Monday, April 13, 2009

Break dance

This may come as a surprise to you: children, believe it or not, tend to break things. I thought, perhaps, our child would be different. I thought that maybe, just maybe, Kyle would be able to look at a fine piece of china, admire its beauty and delicate design, and not be tempted to use it as a Frisbee. That, of course, was a few months ago, when Kyle was about as mobile as a pineapple. Now that he's realized that his arms and legs are more than just things to suck on, Kyle has become a greater threat to some of our prized possessions.

We already have begun the process of moving things higher, as Kyle pushes the limits on how far he can reach. Eventually I will need a ladder to grab any of our glassware. But we haven't been moving everything, since we had thought certain things were safe. For example, we had a couple of tin mugs and plastic margarita glasses placed as decorations on a couple of low shelves near our refrigerator. They didn't seem breakable at all. Sure enough, not long after Kyle first crawled into the kitchen, he found them:

Those were happier times. Kyle would roll the margarita glasses on the floor, testing the laws of physics: an object in motion will stay in motion, especially on a warped kitchen floor such as ours. We were fine with him having fun with the plastic margarita glasses, even though they were family heirlooms dating back to the revolutionary war, when my great-great-great-uncle Gaspard Adams used their glowing green cacti to impale the British soldiers. So you can imagine my sadness when this is how those margarita glasses looked several days later:

It was an abrupt end to Kyle's fun, and to our glasses. The first one seemed to come apart on its own, and I thought that maybe Kyle had nothing to do with it; maybe they were made with some faulty glue from China that simply came undone. I learned soon enough that wasn't the case. As I sat on the floor next to Kyle, I watched him play with the remaining margarita glass. Then, out of nowhere, as if a wrecking ball possessed him, Kyle took the glass and slammed it into the refrigerator, smashing it in two. He then went to play with something else, oblivious to what had just happened. I was left to pick up the pieces. Jennifer and I did not have margaritas that evening.

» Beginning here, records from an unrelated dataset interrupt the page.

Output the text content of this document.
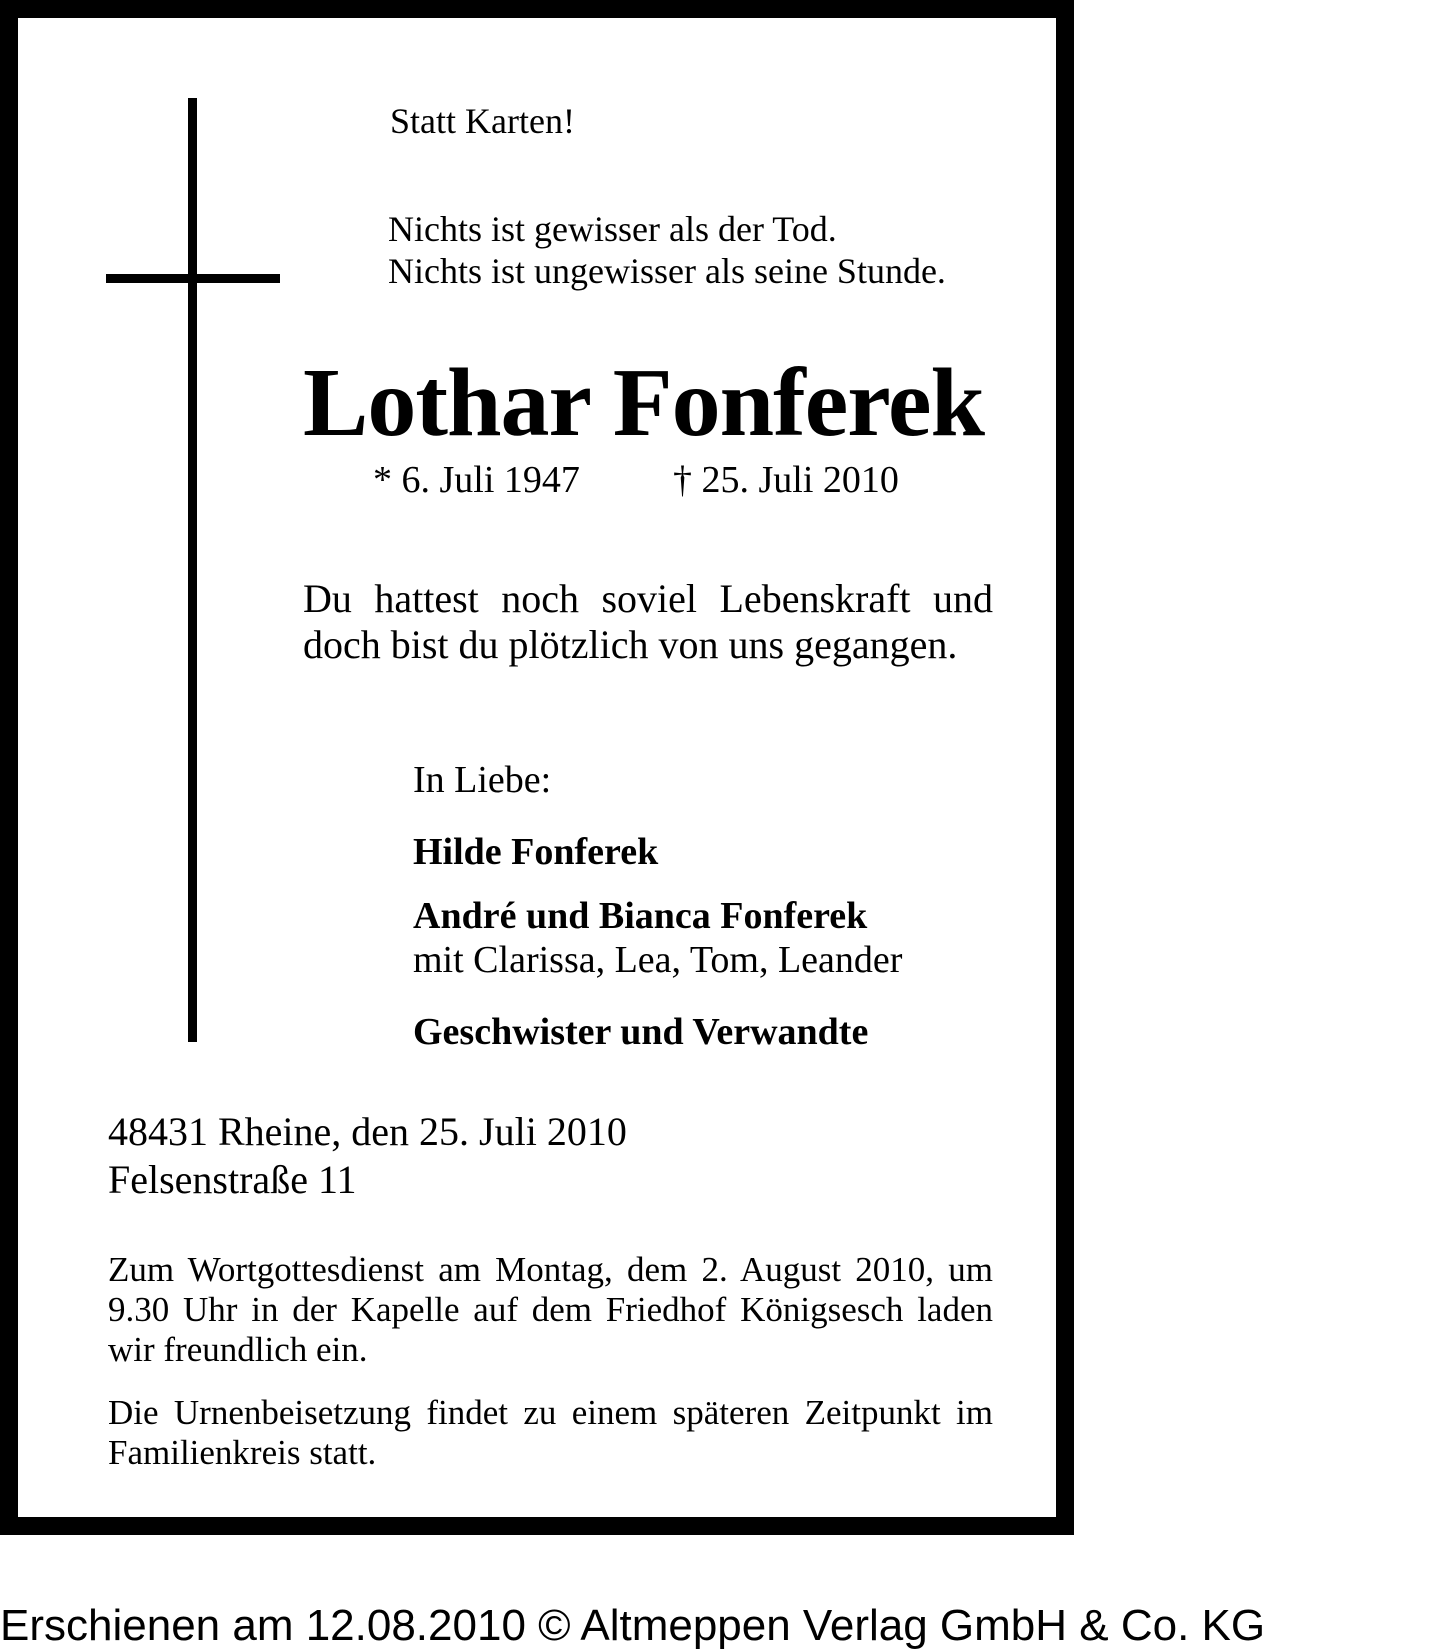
Statt Karten!
Nichts ist gewisser als der Tod.
Nichts ist ungewisser als seine Stunde.
Lothar Fonferek
* 6. Juli 1947 † 25. Juli 2010
Du hattest noch soviel Lebenskraft und doch bist du plötzlich von uns gegangen.
In Liebe:
Hilde Fonferek
André und Bianca Fonferek
mit Clarissa, Lea, Tom, Leander
Geschwister und Verwandte
48431 Rheine, den 25. Juli 2010
Felsenstraße 11
Zum Wortgottesdienst am Montag, dem 2. August 2010, um 9.30 Uhr in der Kapelle auf dem Friedhof Königsesch laden wir freundlich ein.
Die Urnenbeisetzung findet zu einem späteren Zeitpunkt im Familienkreis statt.
Erschienen am 12.08.2010 © Altmeppen Verlag GmbH & Co. KG
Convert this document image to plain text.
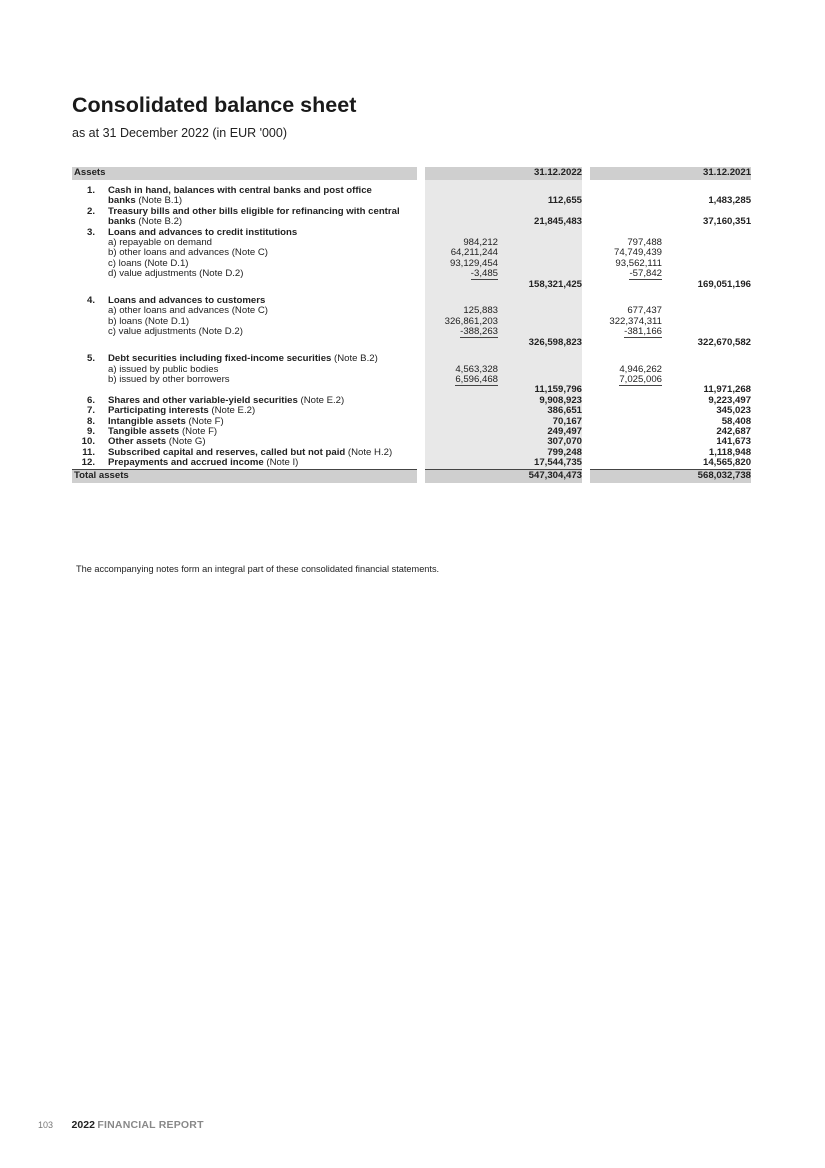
Consolidated balance sheet

as at 31 December 2022 (in EUR '000)

Assets			31.12.2022			31.12.2021	

1.	Cash in hand, balances with central banks and post office						
	banks (Note B.1)			112,655			1,483,285
2.	Treasury bills and other bills eligible for refinancing with central						
	banks (Note B.2)			21,845,483			37,160,351
3.	Loans and advances to credit institutions						
	a) repayable on demand		984,212			797,488	
	b) other loans and advances (Note C)		64,211,244			74,749,439	
	c) loans (Note D.1)		93,129,454			93,562,111	
	d) value adjustments (Note D.2)		-3,485			-57,842	
				158,321,425			169,051,196

4.	Loans and advances to customers						
	a) other loans and advances (Note C)		125,883			677,437	
	b) loans (Note D.1)		326,861,203			322,374,311	
	c) value adjustments (Note D.2)		-388,263			-381,166	
				326,598,823			322,670,582

5.	Debt securities including fixed-income securities (Note B.2)						
	a) issued by public bodies		4,563,328			4,946,262	
	b) issued by other borrowers		6,596,468			7,025,006	
				11,159,796			11,971,268
6.	Shares and other variable-yield securities (Note E.2)			9,908,923			9,223,497
7.	Participating interests (Note E.2)			386,651			345,023
8.	Intangible assets (Note F)			70,167			58,408
9.	Tangible assets (Note F)			249,497			242,687
10.	Other assets (Note G)			307,070			141,673
11.	Subscribed capital and reserves, called but not paid (Note H.2)			799,248			1,118,948
12.	Prepayments and accrued income (Note I)			17,544,735			14,565,820
Total assets			547,304,473			568,032,738	

The accompanying notes form an integral part of these consolidated financial statements.

103 2022 FINANCIAL REPORT
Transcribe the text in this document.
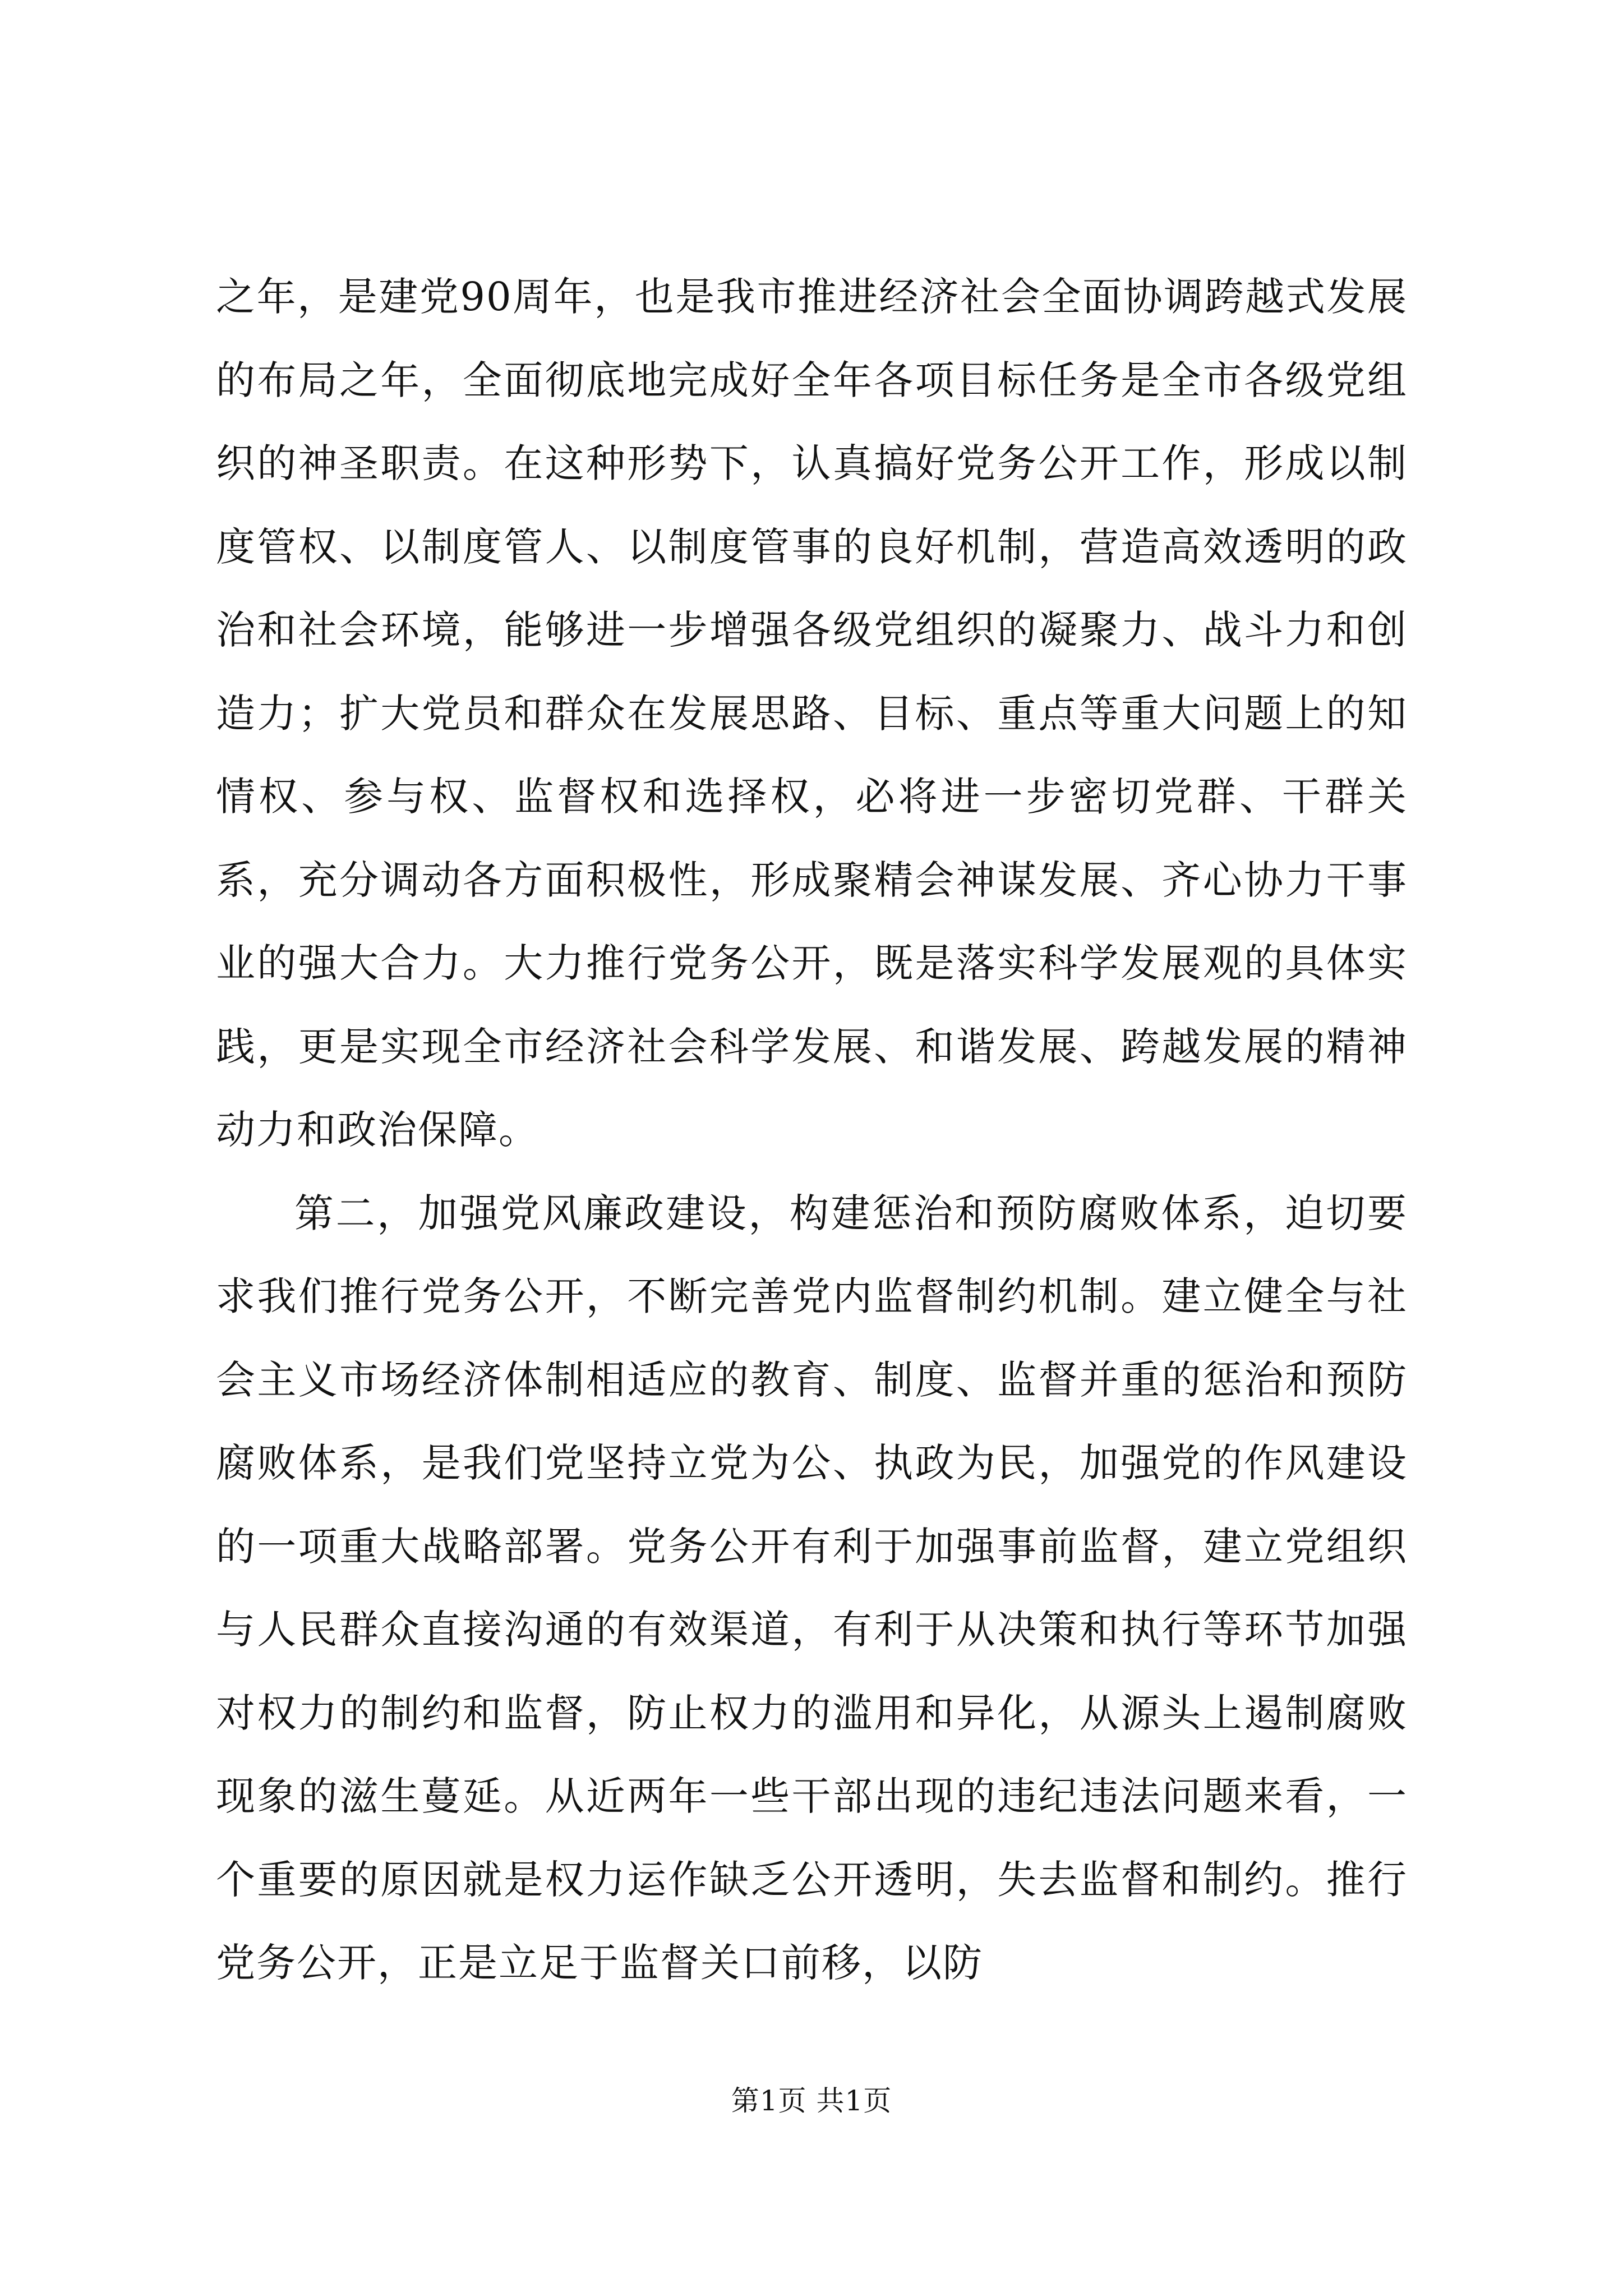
之年，是建党90周年，也是我市推进经济社会全面协调跨越式发展的布局之年，全面彻底地完成好全年各项目标任务是全市各级党组织的神圣职责。在这种形势下，认真搞好党务公开工作，形成以制度管权、以制度管人、以制度管事的良好机制，营造高效透明的政治和社会环境，能够进一步增强各级党组织的凝聚力、战斗力和创造力；扩大党员和群众在发展思路、目标、重点等重大问题上的知情权、参与权、监督权和选择权，必将进一步密切党群、干群关系，充分调动各方面积极性，形成聚精会神谋发展、齐心协力干事业的强大合力。大力推行党务公开，既是落实科学发展观的具体实践，更是实现全市经济社会科学发展、和谐发展、跨越发展的精神动力和政治保障。

第二，加强党风廉政建设，构建惩治和预防腐败体系，迫切要求我们推行党务公开，不断完善党内监督制约机制。建立健全与社会主义市场经济体制相适应的教育、制度、监督并重的惩治和预防腐败体系，是我们党坚持立党为公、执政为民，加强党的作风建设的一项重大战略部署。党务公开有利于加强事前监督，建立党组织与人民群众直接沟通的有效渠道，有利于从决策和执行等环节加强对权力的制约和监督，防止权力的滥用和异化，从源头上遏制腐败现象的滋生蔓延。从近两年一些干部出现的违纪违法问题来看，一个重要的原因就是权力运作缺乏公开透明，失去监督和制约。推行党务公开，正是立足于监督关口前移，以防

第1页 共1页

So now we're living in a constant state of fear for what's next. We had heard rumors that children had the ability to make everything breakable, but I guess you don't realize just how true that is until you experience it first-hand. Kyle has been moving faster lately, and he's been pounding his hands against most things he comes across. I spend a lot of my days following him around, running a checklist through my head as to what's okay for him to break and what's not. I know that the more Kyle explores, the more we'll pick our battles and give up on things ("Well, I guess that 18th-century vase wasn't from a relative we liked very much"). I just hope we have something remaining in one piece by the time he goes to college.

1 comment:

JoannaP said...

Wow, those look like some real special margarita glasses.